In effetti il <<per>> in Italiano suona proprio male ! Credo proprio che neanche in francese sia 
una buona idea metterlo! 
Interessante quanto dici sul nome _glacerie_. Spero che qualche madrelingua potrà darci il suo parere in proposito.


----------



## LesCopainsd'abord

Ciao !

Je suggère : En Italie, il y a un glacier pour 1600 habitants.

Glacier confirmé dans la partie "concordance" du CNRTL (par exemple : à la terrasse du glacier")

 "tous les..." s'utilise dans des expressions telles que : "tous les 500 mètres", tous les 3èmes mardis du mois.

Bonne journée !


----------



## Necsus

LesCopainsd'abord said:


> En Italie, il y a un glacier pour 1600 habitants.

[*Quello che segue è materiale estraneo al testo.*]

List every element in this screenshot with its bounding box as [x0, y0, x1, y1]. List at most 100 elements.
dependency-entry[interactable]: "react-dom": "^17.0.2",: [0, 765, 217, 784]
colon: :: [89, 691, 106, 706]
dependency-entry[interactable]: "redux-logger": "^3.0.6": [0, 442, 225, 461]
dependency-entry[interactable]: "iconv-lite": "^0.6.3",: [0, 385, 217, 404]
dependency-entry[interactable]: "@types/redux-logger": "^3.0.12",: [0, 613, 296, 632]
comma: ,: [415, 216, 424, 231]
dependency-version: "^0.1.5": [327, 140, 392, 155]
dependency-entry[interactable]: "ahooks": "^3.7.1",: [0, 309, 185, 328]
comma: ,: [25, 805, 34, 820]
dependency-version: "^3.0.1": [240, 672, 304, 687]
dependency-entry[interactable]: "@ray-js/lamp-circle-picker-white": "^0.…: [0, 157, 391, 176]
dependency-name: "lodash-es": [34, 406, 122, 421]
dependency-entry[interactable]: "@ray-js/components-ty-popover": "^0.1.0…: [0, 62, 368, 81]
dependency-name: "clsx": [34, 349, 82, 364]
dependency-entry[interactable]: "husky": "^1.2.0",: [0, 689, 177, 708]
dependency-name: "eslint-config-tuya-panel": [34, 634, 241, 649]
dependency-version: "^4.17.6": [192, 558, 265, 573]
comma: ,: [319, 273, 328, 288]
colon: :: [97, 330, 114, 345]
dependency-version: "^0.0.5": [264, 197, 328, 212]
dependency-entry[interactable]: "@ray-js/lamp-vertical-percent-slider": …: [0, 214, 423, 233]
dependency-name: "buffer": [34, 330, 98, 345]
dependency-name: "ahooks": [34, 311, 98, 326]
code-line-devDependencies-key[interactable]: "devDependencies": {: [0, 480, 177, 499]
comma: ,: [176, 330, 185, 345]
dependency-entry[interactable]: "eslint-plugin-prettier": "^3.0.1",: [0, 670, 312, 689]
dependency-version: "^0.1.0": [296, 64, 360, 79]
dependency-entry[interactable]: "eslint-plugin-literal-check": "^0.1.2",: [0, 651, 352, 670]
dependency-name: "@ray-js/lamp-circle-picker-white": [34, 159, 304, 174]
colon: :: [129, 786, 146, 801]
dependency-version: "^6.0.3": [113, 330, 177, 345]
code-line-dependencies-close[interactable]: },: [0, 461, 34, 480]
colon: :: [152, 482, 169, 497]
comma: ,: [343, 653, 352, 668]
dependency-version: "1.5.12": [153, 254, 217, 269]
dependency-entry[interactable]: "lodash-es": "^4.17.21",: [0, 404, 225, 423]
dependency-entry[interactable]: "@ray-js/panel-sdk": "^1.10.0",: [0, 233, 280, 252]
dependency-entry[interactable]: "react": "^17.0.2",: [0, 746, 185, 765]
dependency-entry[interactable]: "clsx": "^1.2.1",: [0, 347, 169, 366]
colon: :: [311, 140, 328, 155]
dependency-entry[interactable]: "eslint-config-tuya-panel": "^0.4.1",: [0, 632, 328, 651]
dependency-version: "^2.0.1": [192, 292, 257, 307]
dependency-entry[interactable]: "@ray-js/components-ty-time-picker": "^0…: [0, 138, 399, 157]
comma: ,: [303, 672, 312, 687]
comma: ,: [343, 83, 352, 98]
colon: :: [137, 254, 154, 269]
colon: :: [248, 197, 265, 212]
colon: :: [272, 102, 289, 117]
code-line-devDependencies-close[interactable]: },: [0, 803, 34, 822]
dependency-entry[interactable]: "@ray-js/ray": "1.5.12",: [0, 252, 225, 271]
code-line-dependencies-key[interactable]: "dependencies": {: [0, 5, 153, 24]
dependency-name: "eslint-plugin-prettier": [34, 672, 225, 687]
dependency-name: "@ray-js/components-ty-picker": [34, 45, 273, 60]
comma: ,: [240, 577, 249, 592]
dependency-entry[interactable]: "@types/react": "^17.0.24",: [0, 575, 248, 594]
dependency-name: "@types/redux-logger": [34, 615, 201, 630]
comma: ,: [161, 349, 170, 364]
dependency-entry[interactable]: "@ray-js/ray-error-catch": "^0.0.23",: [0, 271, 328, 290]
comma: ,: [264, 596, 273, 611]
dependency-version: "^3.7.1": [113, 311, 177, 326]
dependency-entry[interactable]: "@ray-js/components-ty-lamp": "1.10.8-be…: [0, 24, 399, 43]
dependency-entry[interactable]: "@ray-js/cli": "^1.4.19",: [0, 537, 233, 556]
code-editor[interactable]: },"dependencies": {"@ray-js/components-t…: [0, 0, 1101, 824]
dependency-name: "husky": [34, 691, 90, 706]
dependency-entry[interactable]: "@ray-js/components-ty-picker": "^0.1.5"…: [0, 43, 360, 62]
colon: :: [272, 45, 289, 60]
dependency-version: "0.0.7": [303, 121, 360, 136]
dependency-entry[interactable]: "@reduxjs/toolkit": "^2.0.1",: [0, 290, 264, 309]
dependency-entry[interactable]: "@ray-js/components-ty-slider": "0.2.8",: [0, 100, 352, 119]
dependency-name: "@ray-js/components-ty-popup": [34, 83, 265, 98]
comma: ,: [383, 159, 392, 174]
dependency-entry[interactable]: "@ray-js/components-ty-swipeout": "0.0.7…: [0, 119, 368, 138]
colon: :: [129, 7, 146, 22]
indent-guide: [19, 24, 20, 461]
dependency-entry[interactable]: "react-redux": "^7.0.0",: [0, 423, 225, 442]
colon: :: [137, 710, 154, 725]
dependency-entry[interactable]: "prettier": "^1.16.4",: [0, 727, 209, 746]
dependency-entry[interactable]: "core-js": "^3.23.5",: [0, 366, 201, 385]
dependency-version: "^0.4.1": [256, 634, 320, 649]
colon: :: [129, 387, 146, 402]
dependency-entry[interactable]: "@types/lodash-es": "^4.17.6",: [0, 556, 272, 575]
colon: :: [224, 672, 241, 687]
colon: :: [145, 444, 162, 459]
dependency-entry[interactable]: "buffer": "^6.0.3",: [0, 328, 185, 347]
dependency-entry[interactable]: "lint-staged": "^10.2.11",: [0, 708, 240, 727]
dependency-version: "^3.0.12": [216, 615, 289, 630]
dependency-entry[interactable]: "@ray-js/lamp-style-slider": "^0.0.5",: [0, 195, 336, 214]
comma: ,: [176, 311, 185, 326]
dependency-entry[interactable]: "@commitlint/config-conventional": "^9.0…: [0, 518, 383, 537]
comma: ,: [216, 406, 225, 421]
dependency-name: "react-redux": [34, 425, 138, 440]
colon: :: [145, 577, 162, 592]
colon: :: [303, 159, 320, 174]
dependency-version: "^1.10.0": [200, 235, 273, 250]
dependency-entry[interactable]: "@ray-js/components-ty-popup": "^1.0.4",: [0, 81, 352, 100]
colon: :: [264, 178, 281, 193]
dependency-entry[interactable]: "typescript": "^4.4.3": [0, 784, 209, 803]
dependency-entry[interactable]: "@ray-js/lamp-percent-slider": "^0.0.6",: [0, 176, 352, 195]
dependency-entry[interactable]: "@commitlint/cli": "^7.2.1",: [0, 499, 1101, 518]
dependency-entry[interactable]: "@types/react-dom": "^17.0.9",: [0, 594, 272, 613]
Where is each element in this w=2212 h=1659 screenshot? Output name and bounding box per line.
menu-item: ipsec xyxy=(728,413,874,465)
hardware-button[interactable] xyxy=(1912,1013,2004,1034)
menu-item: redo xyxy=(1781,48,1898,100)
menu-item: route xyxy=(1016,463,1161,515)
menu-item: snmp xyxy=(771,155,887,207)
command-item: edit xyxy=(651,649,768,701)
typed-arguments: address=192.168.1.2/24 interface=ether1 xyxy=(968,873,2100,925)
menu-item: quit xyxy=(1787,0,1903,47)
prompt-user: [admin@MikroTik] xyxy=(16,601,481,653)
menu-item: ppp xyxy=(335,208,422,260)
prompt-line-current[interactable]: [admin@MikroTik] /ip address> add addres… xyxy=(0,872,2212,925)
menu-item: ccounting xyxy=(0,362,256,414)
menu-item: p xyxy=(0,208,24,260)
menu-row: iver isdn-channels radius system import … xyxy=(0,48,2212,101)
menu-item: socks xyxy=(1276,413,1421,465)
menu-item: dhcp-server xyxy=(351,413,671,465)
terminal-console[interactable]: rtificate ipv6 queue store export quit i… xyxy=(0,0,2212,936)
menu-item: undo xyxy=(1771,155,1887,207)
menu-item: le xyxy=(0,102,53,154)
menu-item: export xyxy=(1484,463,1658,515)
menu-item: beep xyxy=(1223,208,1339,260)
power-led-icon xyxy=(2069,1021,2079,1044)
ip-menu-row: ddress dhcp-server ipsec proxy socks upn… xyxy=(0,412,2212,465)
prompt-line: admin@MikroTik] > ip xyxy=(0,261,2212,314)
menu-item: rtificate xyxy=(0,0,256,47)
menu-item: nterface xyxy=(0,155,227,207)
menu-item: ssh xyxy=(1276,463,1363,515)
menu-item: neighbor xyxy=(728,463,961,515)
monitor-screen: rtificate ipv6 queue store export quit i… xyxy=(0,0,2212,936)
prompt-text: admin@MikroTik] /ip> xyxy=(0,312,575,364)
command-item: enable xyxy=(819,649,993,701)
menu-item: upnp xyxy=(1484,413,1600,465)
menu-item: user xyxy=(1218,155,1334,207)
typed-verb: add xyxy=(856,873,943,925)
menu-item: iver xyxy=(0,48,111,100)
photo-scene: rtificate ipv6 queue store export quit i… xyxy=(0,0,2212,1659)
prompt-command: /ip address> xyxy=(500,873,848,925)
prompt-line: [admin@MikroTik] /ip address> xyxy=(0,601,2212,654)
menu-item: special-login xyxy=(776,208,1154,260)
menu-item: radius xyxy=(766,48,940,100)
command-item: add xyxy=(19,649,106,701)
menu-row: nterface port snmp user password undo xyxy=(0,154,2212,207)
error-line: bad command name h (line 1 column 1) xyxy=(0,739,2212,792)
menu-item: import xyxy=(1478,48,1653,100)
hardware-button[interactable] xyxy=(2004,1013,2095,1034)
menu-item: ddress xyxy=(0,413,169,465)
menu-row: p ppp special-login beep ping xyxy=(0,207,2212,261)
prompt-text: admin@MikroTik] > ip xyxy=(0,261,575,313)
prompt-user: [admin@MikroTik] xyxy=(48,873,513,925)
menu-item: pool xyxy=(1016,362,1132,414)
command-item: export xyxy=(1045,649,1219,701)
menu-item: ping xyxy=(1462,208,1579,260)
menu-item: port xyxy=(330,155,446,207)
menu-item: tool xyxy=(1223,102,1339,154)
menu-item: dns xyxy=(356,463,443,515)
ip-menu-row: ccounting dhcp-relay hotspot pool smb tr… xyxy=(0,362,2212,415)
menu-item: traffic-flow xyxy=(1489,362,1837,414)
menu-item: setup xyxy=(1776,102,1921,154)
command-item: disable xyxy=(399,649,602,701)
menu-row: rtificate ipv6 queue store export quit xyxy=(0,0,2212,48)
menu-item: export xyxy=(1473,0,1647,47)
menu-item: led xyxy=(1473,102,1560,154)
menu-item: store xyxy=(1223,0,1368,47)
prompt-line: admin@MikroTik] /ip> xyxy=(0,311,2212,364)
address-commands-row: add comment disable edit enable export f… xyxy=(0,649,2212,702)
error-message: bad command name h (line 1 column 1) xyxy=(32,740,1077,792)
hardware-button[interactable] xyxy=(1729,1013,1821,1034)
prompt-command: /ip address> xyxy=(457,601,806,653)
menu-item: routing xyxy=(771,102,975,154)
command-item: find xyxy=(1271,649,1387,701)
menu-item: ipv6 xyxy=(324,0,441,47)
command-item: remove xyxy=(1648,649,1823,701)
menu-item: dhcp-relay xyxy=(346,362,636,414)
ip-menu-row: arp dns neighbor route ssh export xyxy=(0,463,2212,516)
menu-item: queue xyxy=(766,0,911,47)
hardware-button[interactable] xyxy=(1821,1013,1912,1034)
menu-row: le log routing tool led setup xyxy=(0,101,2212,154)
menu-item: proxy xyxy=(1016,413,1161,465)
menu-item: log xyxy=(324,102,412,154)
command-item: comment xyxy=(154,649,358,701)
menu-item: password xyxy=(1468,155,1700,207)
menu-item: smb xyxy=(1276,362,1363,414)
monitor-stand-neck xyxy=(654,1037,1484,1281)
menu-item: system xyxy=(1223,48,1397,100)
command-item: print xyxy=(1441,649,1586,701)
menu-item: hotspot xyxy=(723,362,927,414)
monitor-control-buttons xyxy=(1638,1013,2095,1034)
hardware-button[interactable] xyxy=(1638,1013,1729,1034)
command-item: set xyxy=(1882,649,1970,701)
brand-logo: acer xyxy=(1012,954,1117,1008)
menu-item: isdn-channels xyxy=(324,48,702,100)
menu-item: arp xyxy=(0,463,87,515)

Hmm... certo, la logica lo escluderebbe nel caso dell'Italia, ma se si trattasse di un luogo più piccolo, questa costruzione della frase mi farebbe pensare che ci sono 1600 abitanti in tutto e una sola gelateria.


----------



## LesCopainsd'abord

Ciao Necsus, 
è l'espressionne "un (élément) pour (nombre de personnes) che ti sembra bizzara ? Tuttavia, e classica. Ne troverai parecchi esempi. Puoi vederne uno sul sito www.securite-sociale.fr :  "La densité moyenne des médecins est de 82 généralistes pour 100 000 habitants" (ce qu'on aurait pu exprimer aussi "1 généraliste pour 121,95 habitants" mais ça ne faciliterait pas le comparaison avec les autres périodes ou autres pays ;-) !)
Je suis nulle en maths mais je crois qu'un pour 1600 correspond à 6,25 pour 10 000 et comme on ne va pas couper les glaciers en 4, on dirait plutôt 625 glaciers pour 1 million d'habitants. C'est moins parlant, je trouve, que "un glacier pour 1600 habitants" (Corrigez-moi si je me suis trompée dans les calculs, je suis meilleure en grammaire française, LOL.)


----------



## Necsus

Ciao, LCdA. No, non mi sembra bizzarra, è solo che leggendola con la mia mente italianofona mi farebbe pensare al significato che dicevo. Se in italiano sentissi "a Valpisello di Sotto c'è una gelateria per 1600 abitanti" penserei che in quel paese ci sono 1600 abitanti e c'è una sola gelateria, mentre con 'ogni' il significato è chiaro. Ma ovviamente in francese sarà diverso, e l'esperta sei tu.


----------



## LesCopainsd'abord

Bravo. Hai trovato il "controesempio" che chiarifica il problema. Se leggevo : "A Valpisello di Sotto il y a un glacier pour 1600 habitants", il pourrait effectivement y avoir une ambiguité dans mon esprit.


----------



## LesCopainsd'abord

scusi !!! forse ci sarebbe un'ambiguità nella mia mente....


----------